1920: Harlow Shapley Finds Our Place in the Milky Way

 
Portrait of Harlow Shapley. Image courtesy of Harvard College Observatory.
Portrait of Harlow Shapley. Image courtesy of Harvard College Observatory

When Harlow Shapley began to study large groups of stars called globular clusters in 1914, very little was known about the overall shape of our galaxy or our place in it.  By the time he finished his research in 1919, after publishing more than 40 research papers, the overall shape of our galaxy was coming into focus, including the position of our own solar system.  Shapley’s discovery of our place in the galaxy was a remarkable achievement, comparable to discovering that the Earth orbits the Sun.

 
Shapley’s discoveries were made possible by what was then the largest telescope in the world, the 60-inch reflecting telescope at Mount Wilson Observatory in California, constructed through the efforts of the visionary astronomer George Ellery Hale. The Mount Wilson Observatory was funded by the Andrew Carnegie and Hale was the first director of the Observatories of the Carnegie Institution of Washington.  Hale would later go on to build a 100-inch telescope at Mount Wilson, and the mammoth 200-inch telescope on Palomar Mountain.
 
Armed with the world’s most powerful telescope Shapley was able to identify Cephied variable stars in some of the nearest globular clusters, and he was able to use the luminosity-period relationship of Cepheids discovered by Henrietta Swan Leavitt a few years before to determine their relative distances.  However, in order to determine absolute distances he first needed to determine the actual distance to at least one Cepheid. He and other astronomers worked together to accomplished that in 1915 using parallax and other methods.
 
Shapley used the Cepheid luminosity-period relationship to measure the distances to nearby globular clusters.  He used other methods to measure more distant clusters that had no visible Cepheids. One method was to assume that all of the brightest stars must be about the same actual luminosity.  He could then find the relative distance of the two galaxies from the inverse square law. For the most distant globular clusters, he measured the brightness of the entire cluster, and assumed that all globular clusters were about the intrinsic luminosity.  His final estimates were not far from the modern values.  
 
When he plotted the location of these clusters, an overall picture of the Milky Way galaxy emerged. The Sun, as it turned out, was located in the galactic disk, about two–thirds of the way out from the galactic center.  
 
Shapley was also one of the most important contributors to solving the puzzle of the odd cloud-like objects collectively referred to as nebulae.  Since William Herschel catalogued more than 2,500 of the objects, the construction of bigger and better telescopes revealed many more of them with a rich diversity of shapes and structures, including globular clusters.  But there was a controversy about the locations of these objects.

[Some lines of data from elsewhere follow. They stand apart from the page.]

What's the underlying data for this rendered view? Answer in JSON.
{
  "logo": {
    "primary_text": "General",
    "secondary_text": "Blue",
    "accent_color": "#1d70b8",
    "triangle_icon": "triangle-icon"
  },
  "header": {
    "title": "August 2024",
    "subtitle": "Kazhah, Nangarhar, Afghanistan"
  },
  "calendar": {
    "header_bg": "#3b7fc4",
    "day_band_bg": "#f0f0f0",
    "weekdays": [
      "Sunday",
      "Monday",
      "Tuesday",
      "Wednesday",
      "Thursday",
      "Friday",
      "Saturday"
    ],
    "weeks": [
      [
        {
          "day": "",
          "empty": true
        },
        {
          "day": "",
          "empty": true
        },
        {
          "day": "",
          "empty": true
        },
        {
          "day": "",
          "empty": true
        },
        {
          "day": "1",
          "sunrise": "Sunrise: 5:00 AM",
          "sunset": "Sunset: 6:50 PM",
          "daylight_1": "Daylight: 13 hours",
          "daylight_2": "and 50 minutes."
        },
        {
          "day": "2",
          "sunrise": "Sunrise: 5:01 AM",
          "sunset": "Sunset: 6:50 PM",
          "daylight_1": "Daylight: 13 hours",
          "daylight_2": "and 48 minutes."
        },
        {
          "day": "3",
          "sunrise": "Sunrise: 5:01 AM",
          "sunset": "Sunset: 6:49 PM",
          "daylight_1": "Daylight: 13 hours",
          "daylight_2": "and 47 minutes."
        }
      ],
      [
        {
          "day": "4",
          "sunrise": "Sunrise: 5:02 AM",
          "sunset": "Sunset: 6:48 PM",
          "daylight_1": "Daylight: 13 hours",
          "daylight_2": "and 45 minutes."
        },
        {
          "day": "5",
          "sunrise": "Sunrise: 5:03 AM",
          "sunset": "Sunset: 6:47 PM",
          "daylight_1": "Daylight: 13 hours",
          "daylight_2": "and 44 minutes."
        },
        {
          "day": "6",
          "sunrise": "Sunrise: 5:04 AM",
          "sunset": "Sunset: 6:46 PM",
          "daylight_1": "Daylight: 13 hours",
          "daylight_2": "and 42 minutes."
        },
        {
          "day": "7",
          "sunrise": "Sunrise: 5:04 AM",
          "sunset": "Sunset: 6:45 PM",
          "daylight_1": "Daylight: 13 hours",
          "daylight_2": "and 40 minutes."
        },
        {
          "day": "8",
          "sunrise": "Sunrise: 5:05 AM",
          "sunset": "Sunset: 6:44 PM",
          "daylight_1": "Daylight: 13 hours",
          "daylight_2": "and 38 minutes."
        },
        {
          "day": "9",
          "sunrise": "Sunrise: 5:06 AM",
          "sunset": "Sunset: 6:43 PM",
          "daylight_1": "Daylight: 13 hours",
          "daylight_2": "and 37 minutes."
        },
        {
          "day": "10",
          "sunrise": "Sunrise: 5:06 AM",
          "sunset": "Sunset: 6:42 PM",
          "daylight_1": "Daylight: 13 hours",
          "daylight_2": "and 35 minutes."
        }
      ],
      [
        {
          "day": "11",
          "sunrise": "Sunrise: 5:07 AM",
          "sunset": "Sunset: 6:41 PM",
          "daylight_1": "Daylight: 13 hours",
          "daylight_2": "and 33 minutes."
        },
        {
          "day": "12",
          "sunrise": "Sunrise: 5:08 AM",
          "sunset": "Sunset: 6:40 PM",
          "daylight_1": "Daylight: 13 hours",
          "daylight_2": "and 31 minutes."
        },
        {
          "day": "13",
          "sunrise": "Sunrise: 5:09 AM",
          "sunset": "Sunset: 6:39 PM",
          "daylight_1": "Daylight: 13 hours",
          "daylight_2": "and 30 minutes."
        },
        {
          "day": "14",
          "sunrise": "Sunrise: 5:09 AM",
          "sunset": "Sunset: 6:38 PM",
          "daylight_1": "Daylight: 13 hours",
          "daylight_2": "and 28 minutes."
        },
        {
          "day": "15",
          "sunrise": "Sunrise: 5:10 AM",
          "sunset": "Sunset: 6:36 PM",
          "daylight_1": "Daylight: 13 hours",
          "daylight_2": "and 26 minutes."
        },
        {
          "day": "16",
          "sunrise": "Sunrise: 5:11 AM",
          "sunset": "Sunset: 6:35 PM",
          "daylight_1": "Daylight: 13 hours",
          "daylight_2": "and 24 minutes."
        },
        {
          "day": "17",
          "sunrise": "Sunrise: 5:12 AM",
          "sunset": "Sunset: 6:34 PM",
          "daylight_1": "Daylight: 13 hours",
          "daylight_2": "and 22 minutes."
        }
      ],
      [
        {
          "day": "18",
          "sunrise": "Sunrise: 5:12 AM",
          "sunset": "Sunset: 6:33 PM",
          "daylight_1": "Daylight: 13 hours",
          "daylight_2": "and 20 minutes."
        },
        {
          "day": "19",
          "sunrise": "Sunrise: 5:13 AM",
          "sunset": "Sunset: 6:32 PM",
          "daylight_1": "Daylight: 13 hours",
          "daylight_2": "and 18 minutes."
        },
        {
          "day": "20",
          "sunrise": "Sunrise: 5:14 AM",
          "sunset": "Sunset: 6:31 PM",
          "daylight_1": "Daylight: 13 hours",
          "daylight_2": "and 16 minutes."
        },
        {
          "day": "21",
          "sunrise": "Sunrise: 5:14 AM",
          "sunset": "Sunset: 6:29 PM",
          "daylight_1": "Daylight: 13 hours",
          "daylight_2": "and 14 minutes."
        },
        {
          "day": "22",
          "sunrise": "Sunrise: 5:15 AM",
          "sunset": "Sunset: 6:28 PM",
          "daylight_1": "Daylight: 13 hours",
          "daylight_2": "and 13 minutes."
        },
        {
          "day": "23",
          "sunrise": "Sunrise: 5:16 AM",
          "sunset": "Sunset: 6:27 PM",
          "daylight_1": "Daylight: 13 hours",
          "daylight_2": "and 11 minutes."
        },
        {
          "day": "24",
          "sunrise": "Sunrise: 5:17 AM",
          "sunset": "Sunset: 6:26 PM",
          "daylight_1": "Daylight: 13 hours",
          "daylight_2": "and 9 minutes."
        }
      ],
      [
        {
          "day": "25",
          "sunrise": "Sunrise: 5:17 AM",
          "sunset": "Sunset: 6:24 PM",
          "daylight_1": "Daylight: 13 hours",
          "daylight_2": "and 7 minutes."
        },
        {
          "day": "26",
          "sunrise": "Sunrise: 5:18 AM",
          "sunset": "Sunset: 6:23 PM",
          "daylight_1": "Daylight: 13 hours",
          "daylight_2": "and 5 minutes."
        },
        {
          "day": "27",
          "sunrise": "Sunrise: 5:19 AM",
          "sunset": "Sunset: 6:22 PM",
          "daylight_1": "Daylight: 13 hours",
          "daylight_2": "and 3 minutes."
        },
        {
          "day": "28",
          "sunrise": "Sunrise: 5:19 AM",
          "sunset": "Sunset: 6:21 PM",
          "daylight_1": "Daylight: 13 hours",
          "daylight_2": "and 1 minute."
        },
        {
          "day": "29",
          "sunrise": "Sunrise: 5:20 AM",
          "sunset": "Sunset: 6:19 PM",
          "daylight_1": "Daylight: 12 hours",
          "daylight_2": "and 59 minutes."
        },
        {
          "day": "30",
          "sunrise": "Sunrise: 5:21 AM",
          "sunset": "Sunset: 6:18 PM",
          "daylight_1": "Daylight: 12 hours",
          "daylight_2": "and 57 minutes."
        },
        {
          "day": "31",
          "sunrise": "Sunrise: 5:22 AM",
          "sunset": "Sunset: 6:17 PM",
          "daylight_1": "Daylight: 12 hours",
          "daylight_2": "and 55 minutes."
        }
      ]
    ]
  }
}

Shapley and other astronomers believed that all of these objects were contained within the Milky Way, and that in fact there was just one galaxy in the universe—ours.  The other camp, lead by Heber Curtis, believed that at least some of the nebulae were in fact whole galaxies at vast distances.
 
Controversy is vital to the advancement of science because it helps focus attention on important questions and spurs individual scientists to gather new and better evidence, leading to greater insights. Such was the case of the nebulae. Curtis and Shapley met in April, 1920 to settle the question.  Both astronomers distinguished themselves quite well in the debate, but scientific debates are not won on the basis good logic.  The question would need to simmer for a few more years, until Edmund Hubble’s discovery of Cepheid variables in the Andromeda galaxy.  Meanwhile Shapley was appointed Director of Harvard College Observatory, one of the most prestigious posts for an astronomer in the nation.